SYNOPSIS
Normally an instance of this class would not be directly constructed by a program. It may however, be useful for runinng IO::Async with an existing program already using a "select" call.
use IO::Async::Loop::Select;
my $loop = IO::Async::Loop::Select->new;
$loop->add( ... );
while(1) {
my ( $rvec, $wvec, $evec ) = ('') x 3;
my $timeout;
$loop->pre_select( \$rvec, \$wvec, \$evec, \$timeout );
...
my $ret = select( $rvec, $wvec, $evec, $timeout );
...
$loop->post_select( $rvec, $evec, $wvec );
}
DESCRIPTION
This subclass of IO::Async::Loop uses the select(2) syscall to perform read-ready and write-ready tests.To integrate with an existing "select"-based event loop, a pair of methods "pre_select" and "post_select" can be called immediately before and after a "select" call. The relevant bits in the read-ready, write-ready and exceptional-state bitvectors are set by the "pre_select" method, and tested by the "post_select" method to pick which event callbacks to invoke.
CONSTRUCTOR
new
$loop = IO::Async::Loop::Select->new
This function returns a new instance of a "IO::Async::Loop::Select" object. It takes no special arguments.
METHODS
pre_select
$loop->pre_select( \$readvec, \$writevec, \$exceptvec, \$timeout )
This method prepares the bitvectors for a "select" call, setting the bits that the Loop is interested in. It will also adjust the $timeout value if appropriate, reducing it if the next event timeout the Loop requires is sooner than the current value.
- \$readvec
- \$writevec
- \$exceptvec
- Scalar references to the reading, writing and exception bitvectors
- \$timeout
- Scalar reference to the timeout value
post_select
$loop->post_select( $readvec, $writevec, $exceptvec )

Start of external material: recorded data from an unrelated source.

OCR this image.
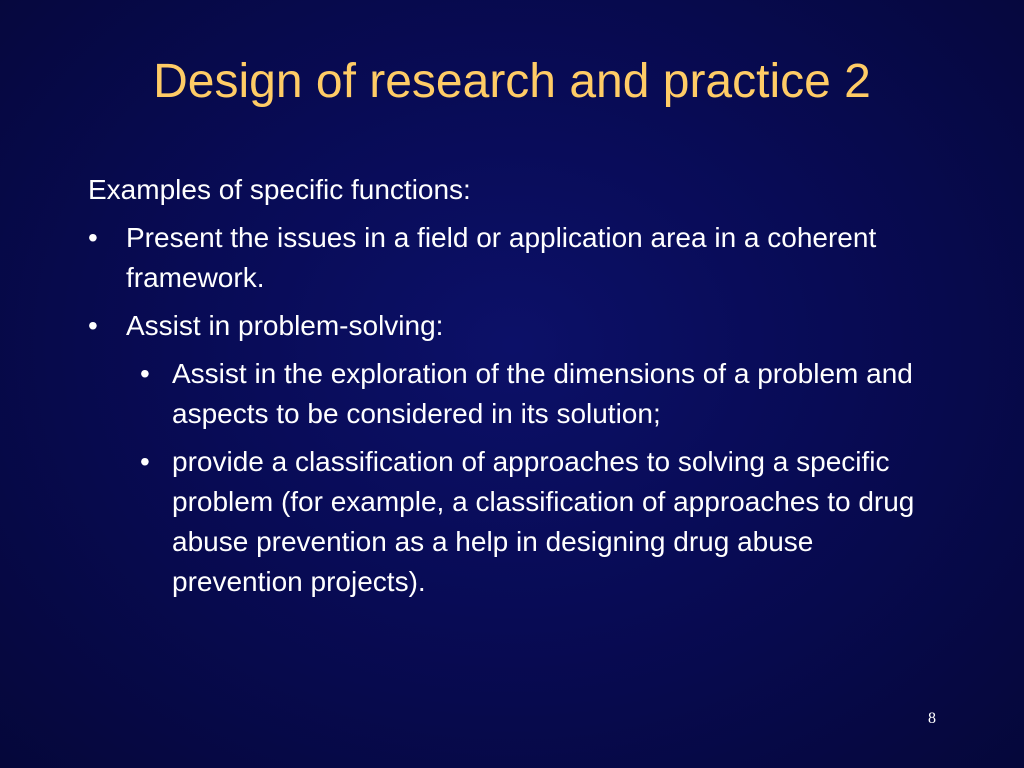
Design of research and practice 2

Examples of specific functions:

• Present the issues in a field or application area in a coherent framework.
• Assist in problem-solving:
• Assist in the exploration of the dimensions of a problem and aspects to be considered in its solution;
• provide a classification of approaches to solving a specific problem (for example, a classification of approaches to drug abuse prevention as a help in designing drug abuse prevention projects).
8
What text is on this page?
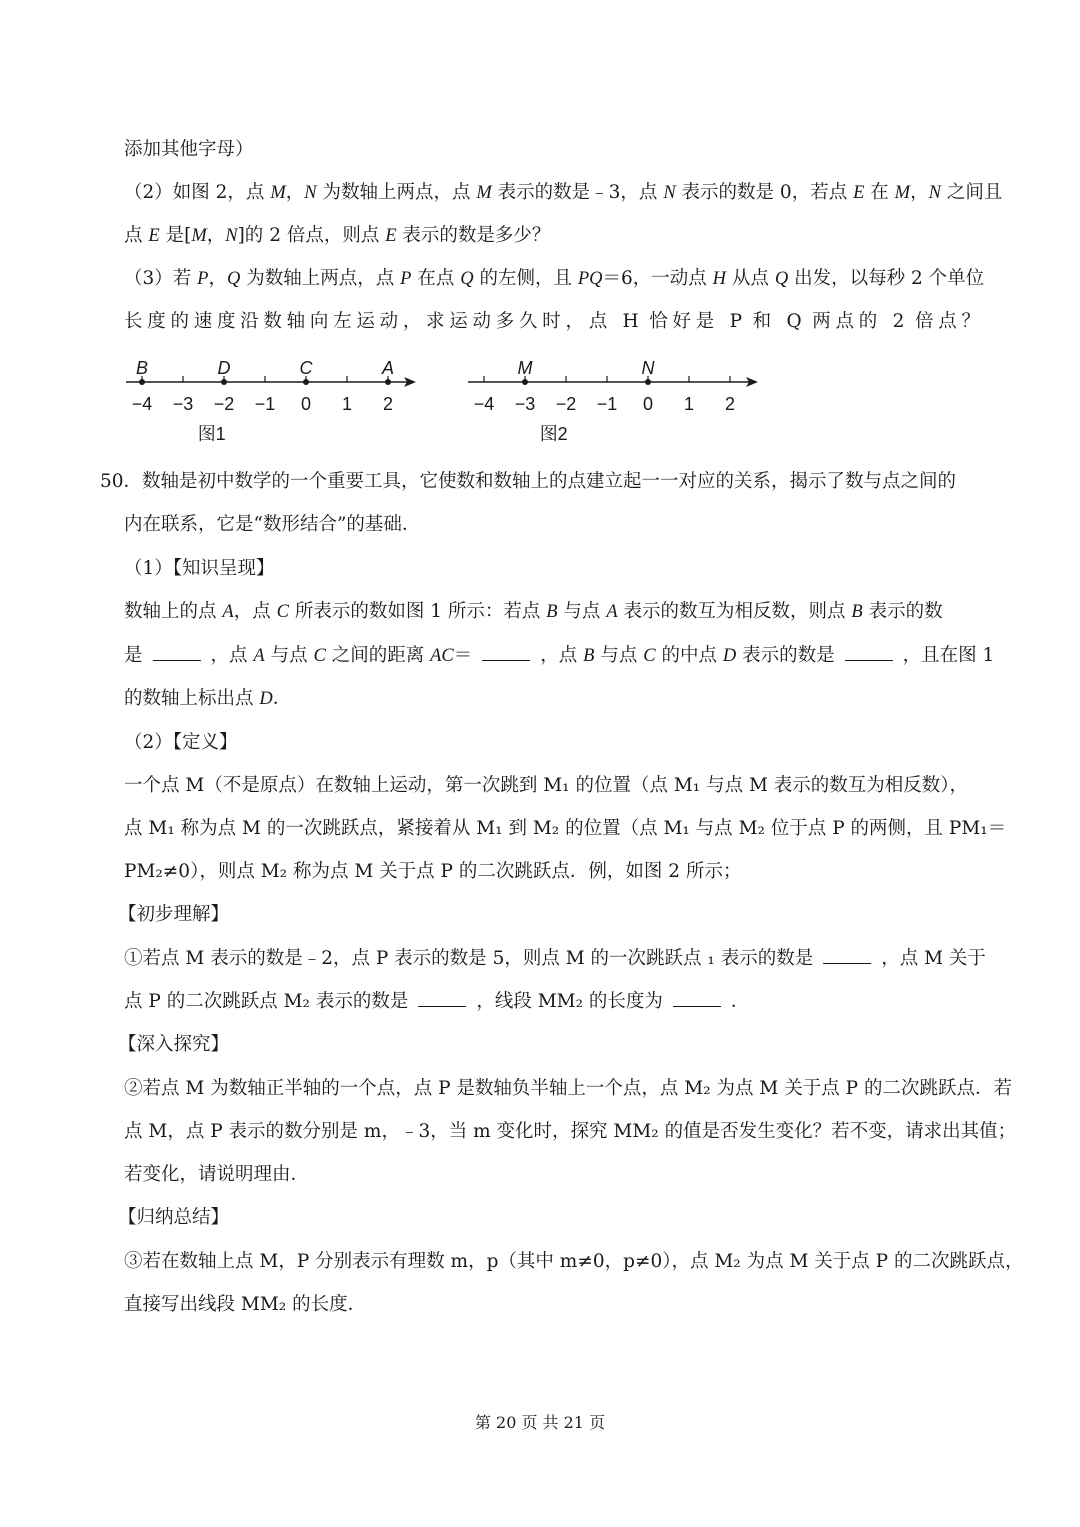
添加其他字母）
（2）如图 2，点 M，N 为数轴上两点，点 M 表示的数是﹣3，点 N 表示的数是 0，若点 E 在 M，N 之间且
点 E 是[M，N]的 2 倍点，则点 E 表示的数是多少？
（3）若 P，Q 为数轴上两点，点 P 在点 Q 的左侧，且 PQ＝6，一动点 H 从点 Q 出发，以每秒 2 个单位
长度的速度沿数轴向左运动，求运动多久时，点 H 恰好是 P 和 Q 两点的 2 倍点？
−4 −3 −2 −1 0 1 2
B	D	C	A
图1
−4 −3 −2 −1 0 1 2
M	N
图2
50．数轴是初中数学的一个重要工具，它使数和数轴上的点建立起一一对应的关系，揭示了数与点之间的
内在联系，它是“数形结合”的基础．
（1）【知识呈现】
数轴上的点 A，点 C 所表示的数如图 1 所示：若点 B 与点 A 表示的数互为相反数，则点 B 表示的数
是	，点 A 与点 C 之间的距离 AC＝	，点 B 与点 C 的中点 D 表示的数是	，且在图 1
的数轴上标出点 D．
（2）【定义】
一个点 M（不是原点）在数轴上运动，第一次跳到 M₁ 的位置（点 M₁ 与点 M 表示的数互为相反数），
点 M₁ 称为点 M 的一次跳跃点，紧接着从 M₁ 到 M₂ 的位置（点 M₁ 与点 M₂ 位于点 P 的两侧，且 PM₁＝
PM₂≠0），则点 M₂ 称为点 M 关于点 P 的二次跳跃点．例，如图 2 所示；
【初步理解】
①若点 M 表示的数是﹣2，点 P 表示的数是 5，则点 M 的一次跳跃点 ₁ 表示的数是	，点 M 关于
点 P 的二次跳跃点 M₂ 表示的数是	，线段 MM₂ 的长度为	．
【深入探究】
②若点 M 为数轴正半轴的一个点，点 P 是数轴负半轴上一个点，点 M₂ 为点 M 关于点 P 的二次跳跃点．若
点 M，点 P 表示的数分别是 m，﹣3，当 m 变化时，探究 MM₂ 的值是否发生变化？若不变，请求出其值；
若变化，请说明理由．
【归纳总结】
③若在数轴上点 M，P 分别表示有理数 m，p（其中 m≠0，p≠0），点 M₂ 为点 M 关于点 P 的二次跳跃点，
直接写出线段 MM₂ 的长度．
第 20 页 共 21 页
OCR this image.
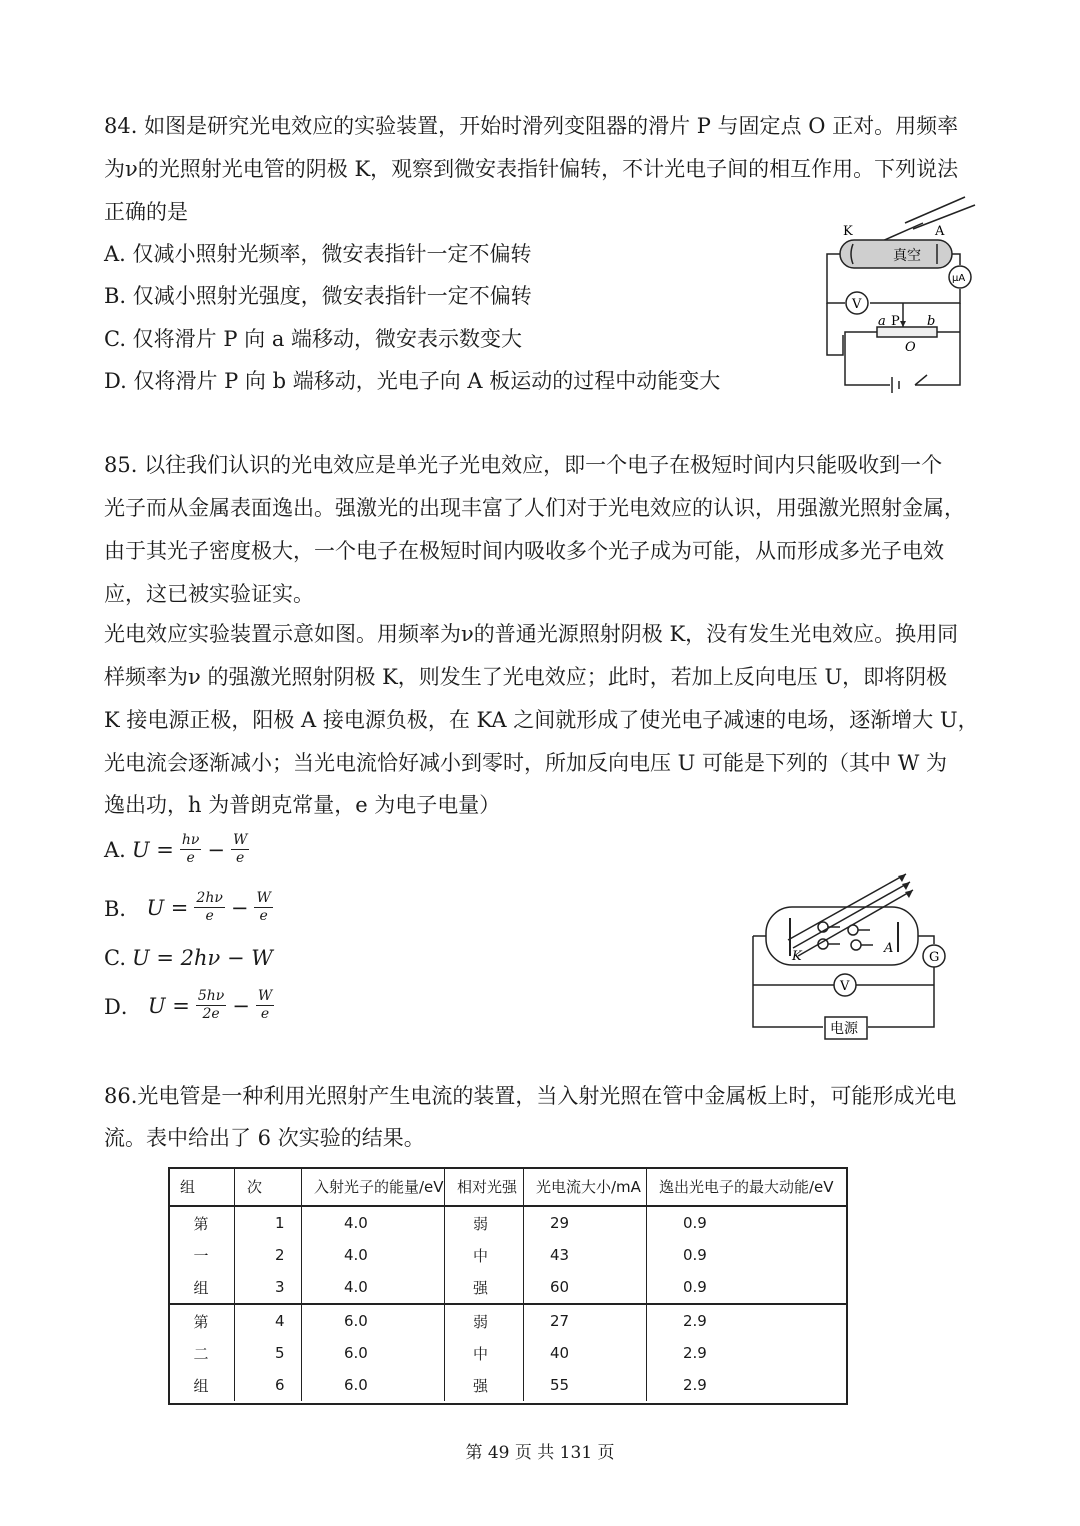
84. 如图是研究光电效应的实验装置，开始时滑列变阻器的滑片 P 与固定点 O 正对。用频率
为ν的光照射光电管的阴极 K，观察到微安表指针偏转，不计光电子间的相互作用。下列说法
正确的是
A. 仅减小照射光频率，微安表指针一定不偏转
B. 仅减小照射光强度，微安表指针一定不偏转
C. 仅将滑片 P 向 a 端移动，微安表示数变大
D. 仅将滑片 P 向 b 端移动，光电子向 A 板运动的过程中动能变大
K	A
真空
μA
V
a P b
O
85. 以往我们认识的光电效应是单光子光电效应，即一个电子在极短时间内只能吸收到一个
光子而从金属表面逸出。强激光的出现丰富了人们对于光电效应的认识，用强激光照射金属，
由于其光子密度极大，一个电子在极短时间内吸收多个光子成为可能，从而形成多光子电效
应，这已被实验证实。
光电效应实验装置示意如图。用频率为ν的普通光源照射阴极 K，没有发生光电效应。换用同
样频率为ν 的强激光照射阴极 K，则发生了光电效应；此时，若加上反向电压 U，即将阴极
K 接电源正极，阳极 A 接电源负极，在 KA 之间就形成了使光电子减速的电场，逐渐增大 U，
光电流会逐渐减小；当光电流恰好减小到零时，所加反向电压 U 可能是下列的（其中 W 为
逸出功，h 为普朗克常量，e 为电子电量）
A. $U = \frac{h\nu}{e} - \frac{W}{e}$
B． $U = \frac{2h\nu}{e} - \frac{W}{e}$
C. U = 2hν − W
D． $U = \frac{5h\nu}{2e} - \frac{W}{e}$
K
A
G
V
电源
86.光电管是一种利用光照射产生电流的装置，当入射光照在管中金属板上时，可能形成光电
流。表中给出了 6 次实验的结果。
组	次	入射光子的能量/eV	相对光强	光电流大小/mA	逸出光电子的最大动能/eV
第	1	4.0	弱	29	0.9
一	2	4.0	中	43	0.9
组	3	4.0	强	60	0.9
第	4	6.0	弱	27	2.9
二	5	6.0	中	40	2.9
组	6	6.0	强	55	2.9
第 49 页 共 131 页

This method checks the returned bitvectors from a "select" call, and calls any of the callbacks that are appropriate.
- $readvec
- $writevec
- $exceptvec
- Scalars containing the read-ready, write-ready and exception bitvectors
loop_once
$count = $loop->loop_once( $timeout )
This method calls the "pre_select" method to prepare the bitvectors for a "select" syscall, performs it, then calls "post_select" to process the result. It returns the total number of callbacks invoked by the "post_select" method, or "undef" if the underlying select(2) syscall returned an error.